Pretoria – South Africa must give youth development the attention it deserves, the National Youth Development Agency (NYDA) said on Wednesday.
“Let’s change the situation whilst we still have time,” the agency’s chairperson Andile Lungisa said.
He was speaking at the release of a document entitled National Youth Policy Implementation Guidelines. He bemoaned the fact that some Grade 12 learners were unable to read and write properly while some graduates could not even put together a job application letter.
The guidelines sought to encourage the speedy implementation of the National Youth Policy that was approved by Cabinet in 2009. The policy was developed as a national response to the challenges facing the country’s youth. It intends to address the needs of the youth in South Africa ensuring that they access the opportunities that enable them to grow.
Lungisa said the NYDA had decided to release the guidelines after monitoring what he described as a “disappointing pace” of the implementation of the policy.
“We have a youth policy in South Africa but it is not being implemented and maybe people don’t know what to do. So these guidelines will hopefully help because the document gives both the public and private sector ideas on how to put youth development at the centre of planning and implementation of activities that inform their business continuously.”
The agency’s CEO Stephen Ngobeni said while some departments were making progress in ensuring youth development was mainstreamed, others still lagged behind.
“At the end of the day we all have to calculate what impact youth development is making and the policy seeks to achieve that.”
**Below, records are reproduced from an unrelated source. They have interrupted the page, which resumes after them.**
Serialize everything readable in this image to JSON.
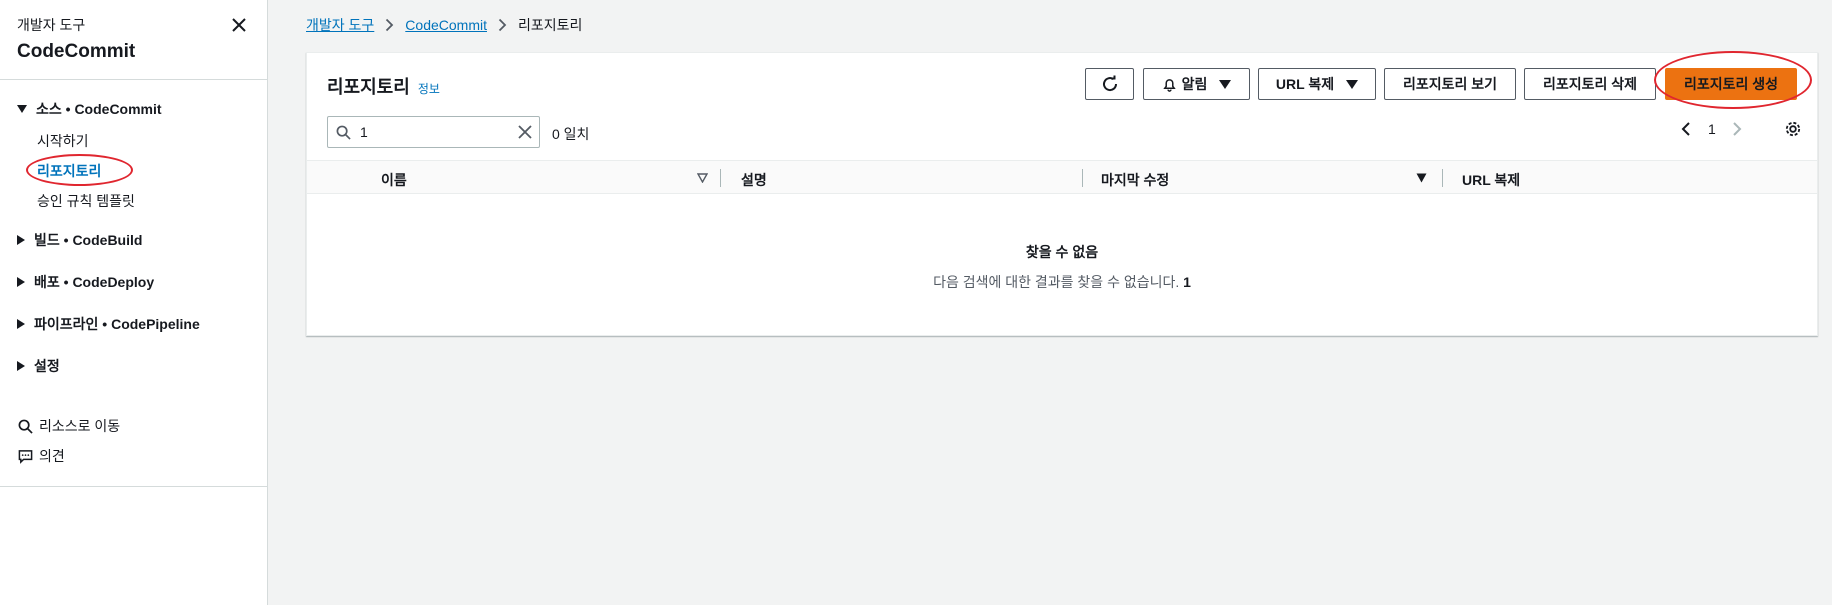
{
  "sidebar": {
    "header_sub": "개발자 도구",
    "header_title": "CodeCommit",
    "sections": [
      {
        "label": "소스 • CodeCommit",
        "expanded": true
      },
      {
        "label": "빌드 • CodeBuild",
        "expanded": false
      },
      {
        "label": "배포 • CodeDeploy",
        "expanded": false
      },
      {
        "label": "파이프라인 • CodePipeline",
        "expanded": false
      },
      {
        "label": "설정",
        "expanded": false
      }
    ],
    "source_items": [
      {
        "label": "시작하기"
      },
      {
        "label": "리포지토리",
        "active": true
      },
      {
        "label": "승인 규칙 템플릿"
      }
    ],
    "bottom_links": [
      {
        "label": "리소스로 이동",
        "icon": "search-icon"
      },
      {
        "label": "의견",
        "icon": "feedback-icon"
      }
    ]
  },
  "breadcrumb": {
    "items": [
      "개발자 도구",
      "CodeCommit"
    ],
    "current": "리포지토리"
  },
  "panel": {
    "title": "리포지토리",
    "info": "정보",
    "buttons": {
      "notify": "알림",
      "clone_url": "URL 복제",
      "view": "리포지토리 보기",
      "delete": "리포지토리 삭제",
      "create": "리포지토리 생성"
    },
    "search": {
      "value": "1"
    },
    "match_count": "0 일치",
    "page": "1",
    "columns": [
      "이름",
      "설명",
      "마지막 수정",
      "URL 복제"
    ],
    "empty": {
      "title": "찾을 수 없음",
      "desc": "다음 검색에 대한 결과를 찾을 수 없습니다.",
      "query": "1"
    }
  },
  "colors": {
    "primary": "#ec7211",
    "link": "#0073bb",
    "highlight": "#e0262f"
  }
}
Lungisa said the document made it clear how officials should play a role in mainstreaming youth development in all three spheres of government.
It has been presented to Minister in the Presidency Collins Chabane, with the NYDA also scheduled to meet President Jacob Zuma over the implementation of the national youth policy.
“Section 6 and 7 of the National Youth Development Agency Act gives the agency powers to coordinate and ensure that organs of State take into consideration the national youth development priorities in the activities of their business… the NYDA is confident that through systematic efforts, organs of state, private companies and civil society will be able to contribute to make significant progress in matters of youth development,” said Lungisa.
Over the coming months, the NYDA will be lobbying for the amendment of the Act “to give it more teeth”. Once the Act is amended, the NYDA says it will be more enforceable.